Pranata Kevin Surya, Gunawan Alexander A S, Gaol Ford Lumban
Mathematics Department, School of Computer Science, Bina Nusantara University, Jakarta, Indonesia 11480.
Computer Science Department, School of Computer Science, Bina Nusantara University, Jakarta, Indonesia 11480.
Procedia Comput Sci. 2023;216:319-327. doi: 10.1016/j.procs.2022.12.142. Epub 2023 Jan 10.
The global pandemic covid-19 offer buying opportunity to buy business with discounted price. This phenomenon attracts new type of investor around the world. This novice investor may aware that there is indices that is followed as benchmark. This benchmark was used as guidance, however, fact shown that some of this indices constituent fails to adapt and survive during global pandemic. Research indicates that formulation on inclusion and exclusion an index may biased. This novice investor may also be aware of so called blue chips company. However, yesterday winner may become tomorrow losers. This biased classification is done by human. This experiment intentionally to counter this practice, by using cutting edge machine learning to cluster IDX company using K-Means and DBSCAN algorithm. This experiment dataset is using KOMPAS100 fundamental indicator and it's ESG attributes. Experiment result suggesting there is five cluster in terms of fundamental and ESG in KOMPAS100.
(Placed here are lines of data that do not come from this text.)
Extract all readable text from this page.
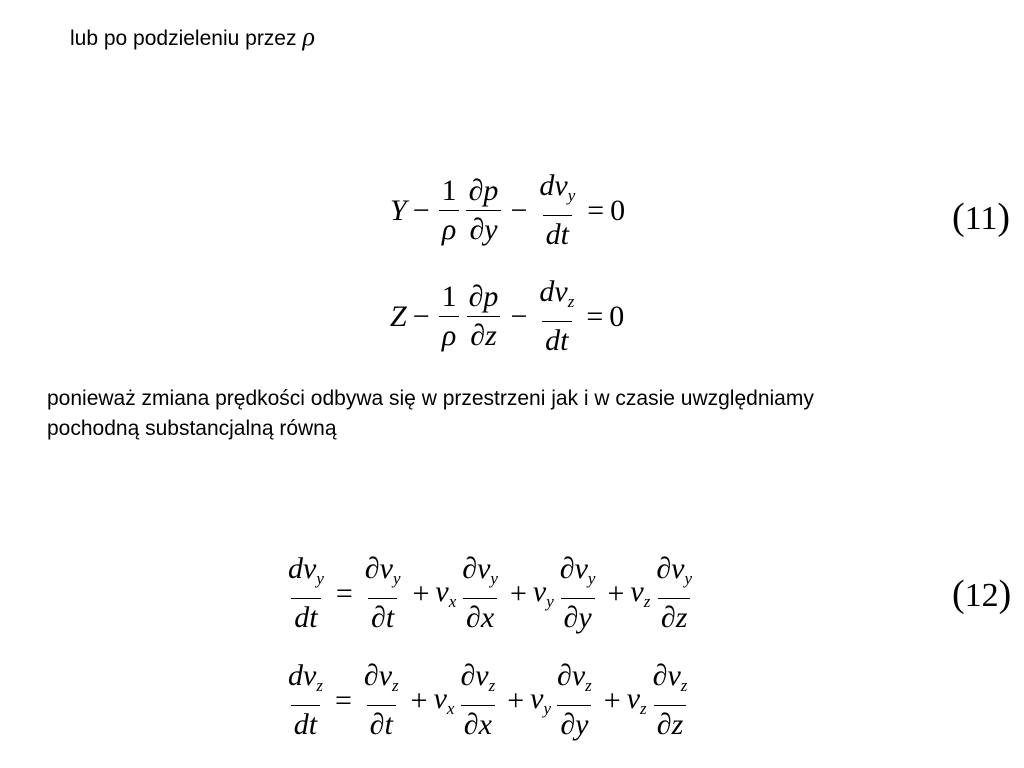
lub po podzieleniu przez ρ
$Y - \frac{1}{\rho} \frac{\partial p}{\partial y} - \frac{dv_y}{dt} = 0$
$Z - \frac{1}{\rho} \frac{\partial p}{\partial z} - \frac{dv_z}{dt} = 0$
(11)
ponieważ zmiana prędkości odbywa się w przestrzeni jak i w czasie uwzględniamy
pochodną substancjalną równą
$\frac{dv_y}{dt} = \frac{\partial v_y}{\partial t} + v_x \frac{\partial v_y}{\partial x} + v_y \frac{\partial v_y}{\partial y} + v_z \frac{\partial v_y}{\partial z}$
$\frac{dv_z}{dt} = \frac{\partial v_z}{\partial t} + v_x \frac{\partial v_z}{\partial x} + v_y \frac{\partial v_z}{\partial y} + v_z \frac{\partial v_z}{\partial z}$
(12)
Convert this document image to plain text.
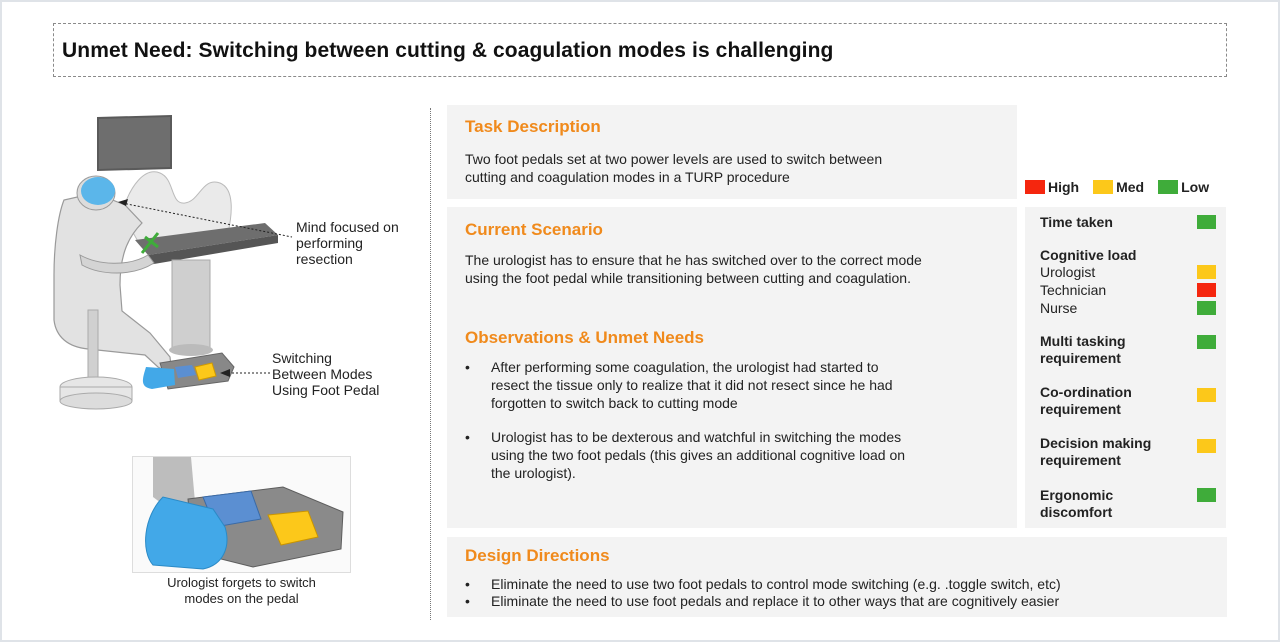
Unmet Need: Switching between cutting & coagulation modes is challenging
Mind focused on
performing
resection
Switching
Between Modes
Using Foot Pedal
Urologist forgets to switch
modes on the pedal
Task Description

Two foot pedals set at two power levels are used to switch between
cutting and coagulation modes in a TURP procedure

Current Scenario

The urologist has to ensure that he has switched over to the correct mode
using the foot pedal while transitioning between cutting and coagulation.

Observations & Unmet Needs
• After performing some coagulation, the urologist had started to
resect the tissue only to realize that it did not resect since he had
forgotten to switch back to cutting mode
• Urologist has to be dexterous and watchful in switching the modes
using the two foot pedals (this gives an additional cognitive load on
the urologist).
Design Directions
• Eliminate the need to use two foot pedals to control mode switching (e.g. .toggle switch, etc)
• Eliminate the need to use foot pedals and replace it to other ways that are cognitively easier
High	Med	Low
Time taken
Cognitive load
Urologist
Technician
Nurse
Multi tasking
requirement
Co-ordination
requirement
Decision making
requirement
Ergonomic
discomfort
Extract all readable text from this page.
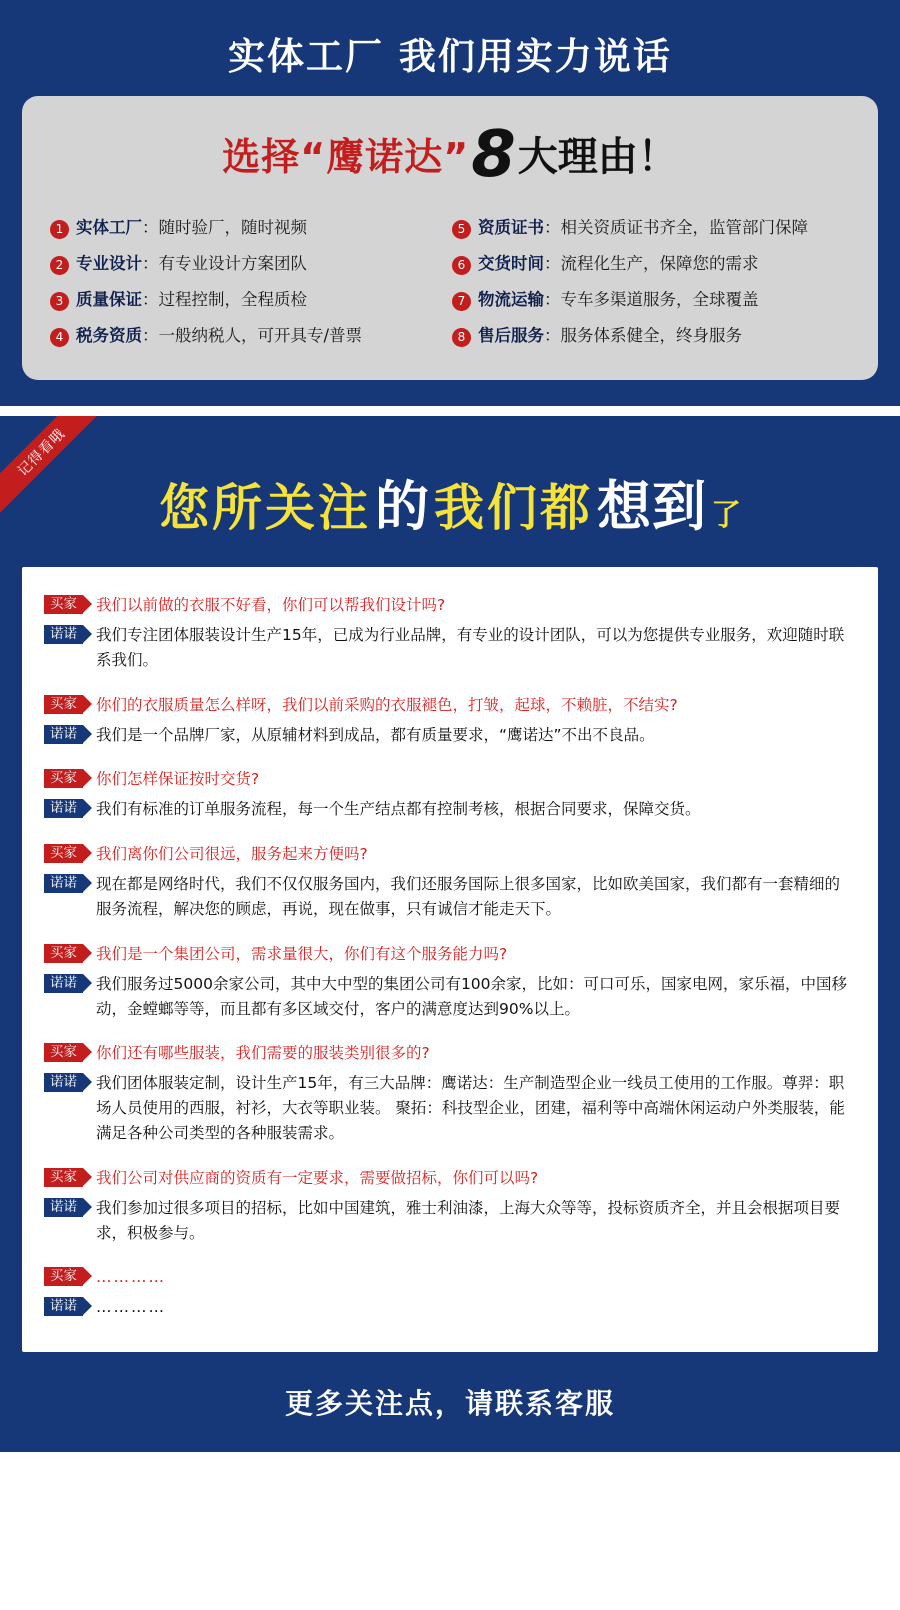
实体工厂 我们用实力说话
选择“鹰诺达”8大理由！
1 实体工厂：随时验厂，随时视频	5 资质证书：相关资质证书齐全，监管部门保障
2 专业设计：有专业设计方案团队	6 交货时间：流程化生产，保障您的需求
3 质量保证：过程控制，全程质检	7 物流运输：专车多渠道服务，全球覆盖
4 税务资质：一般纳税人，可开具专/普票	8 售后服务：服务体系健全，终身服务
记得看哦
您所关注的我们都想到 了
买家	我们以前做的衣服不好看，你们可以帮我们设计吗?
诺诺	我们专注团体服装设计生产15年，已成为行业品牌，有专业的设计团队，可以为您提供专业服务，欢迎随时联系我们。
买家	你们的衣服质量怎么样呀，我们以前采购的衣服褪色，打皱，起球，不赖脏，不结实?
诺诺	我们是一个品牌厂家，从原辅材料到成品，都有质量要求，“鹰诺达”不出不良品。
买家	你们怎样保证按时交货?
诺诺	我们有标准的订单服务流程，每一个生产结点都有控制考核，根据合同要求，保障交货。
买家	我们离你们公司很远，服务起来方便吗?
诺诺	现在都是网络时代，我们不仅仅服务国内，我们还服务国际上很多国家，比如欧美国家，我们都有一套精细的服务流程，解决您的顾虑，再说，现在做事，只有诚信才能走天下。
买家	我们是一个集团公司，需求量很大，你们有这个服务能力吗?
诺诺	我们服务过5000余家公司，其中大中型的集团公司有100余家，比如：可口可乐，国家电网，家乐福，中国移动，金螳螂等等，而且都有多区域交付，客户的满意度达到90%以上。
买家	你们还有哪些服装，我们需要的服装类别很多的?
诺诺	我们团体服装定制，设计生产15年，有三大品牌：鹰诺达：生产制造型企业一线员工使用的工作服。尊羿：职场人员使用的西服，衬衫，大衣等职业装。 聚拓：科技型企业，团建，福利等中高端休闲运动户外类服装，能满足各种公司类型的各种服装需求。
买家	我们公司对供应商的资质有一定要求，需要做招标，你们可以吗?
诺诺	我们参加过很多项目的招标，比如中国建筑，雅士利油漆，上海大众等等，投标资质齐全，并且会根据项目要求，积极参与。
买家	…………
诺诺	…………
更多关注点，请联系客服
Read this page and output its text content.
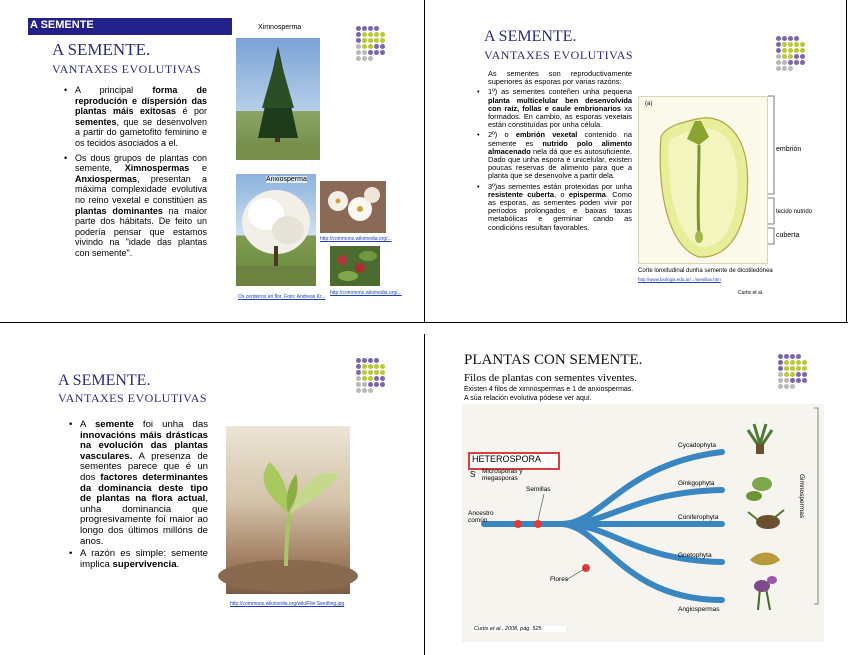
A SEMENTE
A SEMENTE.
VANTAXES EVOLUTIVAS
• A principal forma de reprodución e dispersión das plantas máis exitosas é por sementes, que se desenvolven a partir do gametofito feminino e os tecidos asociados a el.
• Os dous grupos de plantas con semente, Ximnospermas e Anxiospermas, presentan a máxima complexidade evolutiva no reino vexetal e constitúen as plantas dominantes na maior parte dos hábitats. De feito un podería pensar que estamos vivindo na "idade das plantas con semente".
Ximnosperma
Anxiosperma
http://commons.wikimedia.org/...
http://commons.wikimedia.org/...
Os cerdeiros en flor. Foto: Andreas Kr...
A SEMENTE.
VANTAXES EVOLUTIVAS
As sementes son reproductivamente superiores ás esporas por varias razóns:
• 1º) as sementes conteñen unha pequena planta multicelular ben desenvolvida con raíz, follas e caule embrionarios xa formados. En cambio, as esporas vexetais están constituídas por unha célula.
• 2º) o embrión vexetal contenido na semente es nutrido polo alimento almacenado nela dá que es autosuficiente. Dado que unha espora é unicelular, existen poucas reservas de alimento para que a planta que se desenvolve a partir dela.
• 3º)as sementes están protexidas por unha resistente cuberta, o episperma. Como as esporas, as sementes poden vivir por períodos prolongados e baixas taxas metabólicas e germinar cando as condicións resultan favorables.
(a)
Corte lonxitudinal dunha semente de dicotiledónea
http://www.biologia.edu.ar/.../semillas.htm
Curtis et al.
embrión
tecido nutrido
cuberta
A SEMENTE.
VANTAXES EVOLUTIVAS
• A semente foi unha das innovacións máis drásticas na evolución das plantas vasculares. A presenza de sementes parece que é un dos factores determinantes da dominancia deste tipo de plantas na flora actual, unha dominancia que progresivamente foi maior ao longo dos últimos millóns de anos.
• A razón es simple: semente implica supervivencia.
http://commons.wikimedia.org/wiki/File:Seedling.jpg
PLANTAS CON SEMENTE.
Filos de plantas con sementes viventes.
Existen 4 filos de ximnospermas e 1 de anxiospermas.
A súa relación evolutiva pódese ver aquí.
HETEROSPORA
S Microsporas y megasporas
Semillas
Ancestro común
Flores
Cycadophyta
Ginkgophyta
Coniferophyta
Gnetophyta
Angiospermas
Gimnospermas
Curtis et al., 2008, pág. 525
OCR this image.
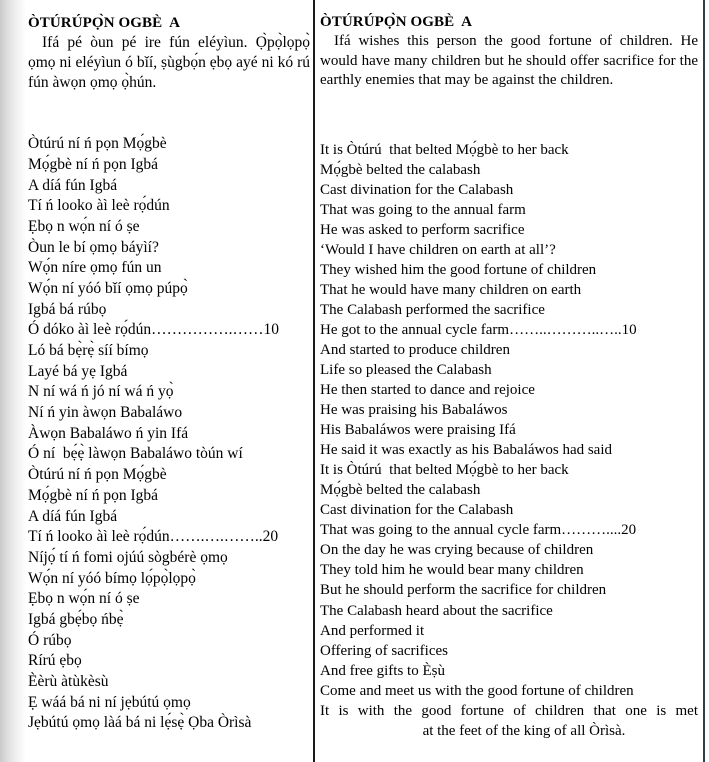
ÒTÚRÚPỌ̀N OGBÈ  A

Ifá pé òun pé ire fún eléyìun. Ọ̀pọ̀lọpọ̀ ọmọ ni eléyìun ó bǐí, ṣùgbọ́n ẹbọ ayé ni kó rú fún àwọn ọmọ ọ̀hún.

Òtúrú ní ń pọn Mọ́gbè
Mọ́gbè ní ń pọn Igbá
A díá fún Igbá
Tí ń looko àì leè rọ́dún
Ẹbọ n wọ́n ní ó ṣe
Òun le bí ọmọ báyìí?
Wọ́n níre ọmọ fún un
Wọ́n ní yóó bǐí ọmọ púpọ̀
Igbá bá rúbọ
Ó dóko àì leè rọ́dún…………….……10
Ló bá bẹ̀rẹ̀ síí bímọ
Layé bá yẹ Igbá
N ní wá ń jó ní wá ń yọ̀
Ní ń yin àwọn Babaláwo
Àwọn Babaláwo ń yin Ifá
Ó ní  bẹ́ẹ̀ làwọn Babaláwo tòún wí
Òtúrú ní ń pọn Mọ́gbè
Mọ́gbè ní ń pọn Igbá
A díá fún Igbá
Tí ń looko àì leè rọ́dún…….….……..20
Níjọ́ tí ń fomi ojúú sògbérè ọmọ
Wọ́n ní yóó bímọ lọ́pọ̀lọpọ̀
Ẹbọ n wọ́n ní ó ṣe
Igbá gbẹ́bọ ńbẹ̀
Ó rúbọ
Rírú ẹbọ
Èèrù àtùkèsù
Ẹ wáá bá ni ní jẹbútú ọmọ
Jẹbútú ọmọ làá bá ni lẹ́sẹ̀ Ọba Òrìsà
ÒTÚRÚPỌ̀N OGBÈ  A

Ifá wishes this person the good fortune of children. He would have many children but he should offer sacrifice for the earthly enemies that may be against the children.

It is Òtúrú  that belted Mọ́gbè to her back
Mọ́gbè belted the calabash
Cast divination for the Calabash
That was going to the annual farm
He was asked to perform sacrifice
‘Would I have children on earth at all’?
They wished him the good fortune of children
That he would have many children on earth
The Calabash performed the sacrifice
He got to the annual cycle farm……..………..…..10
And started to produce children
Life so pleased the Calabash
He then started to dance and rejoice
He was praising his Babaláwos
His Babaláwos were praising Ifá
He said it was exactly as his Babaláwos had said
It is Òtúrú  that belted Mọ́gbè to her back
Mọ́gbè belted the calabash
Cast divination for the Calabash
That was going to the annual cycle farm………....20
On the day he was crying because of children
They told him he would bear many children
But he should perform the sacrifice for children
The Calabash heard about the sacrifice
And performed it
Offering of sacrifices
And free gifts to Èṣù
Come and meet us with the good fortune of children
It is with the good fortune of children that one is met
at the feet of the king of all Òrìsà.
全球新冠疫情为以折扣价收购企业提供了买入机会。这一现象吸引了全球新型投资者。这些新手投资者可能意识到有一些指数被用作基准。然而,事实表明,在全球疫情期间,其中一些指数成分未能适应并存活下来。研究表明,指数纳入和排除的制定可能存在偏差。这些新手投资者可能也知道所谓的蓝筹股公司。然而,昨日的赢家可能成为明日的输家。这种有偏差的分类是人为进行的。本实验旨在通过使用前沿的机器学习,利用K均值和DBSCAN算法对印尼证券交易所(IDX)的公司进行聚类,以对抗这种做法。本实验数据集使用了印尼综合100指数(KOMPAS100)的基本面指标及其ESG属性。实验结果表明,在KOMPAS100指数的基本面和ESG方面存在五个聚类。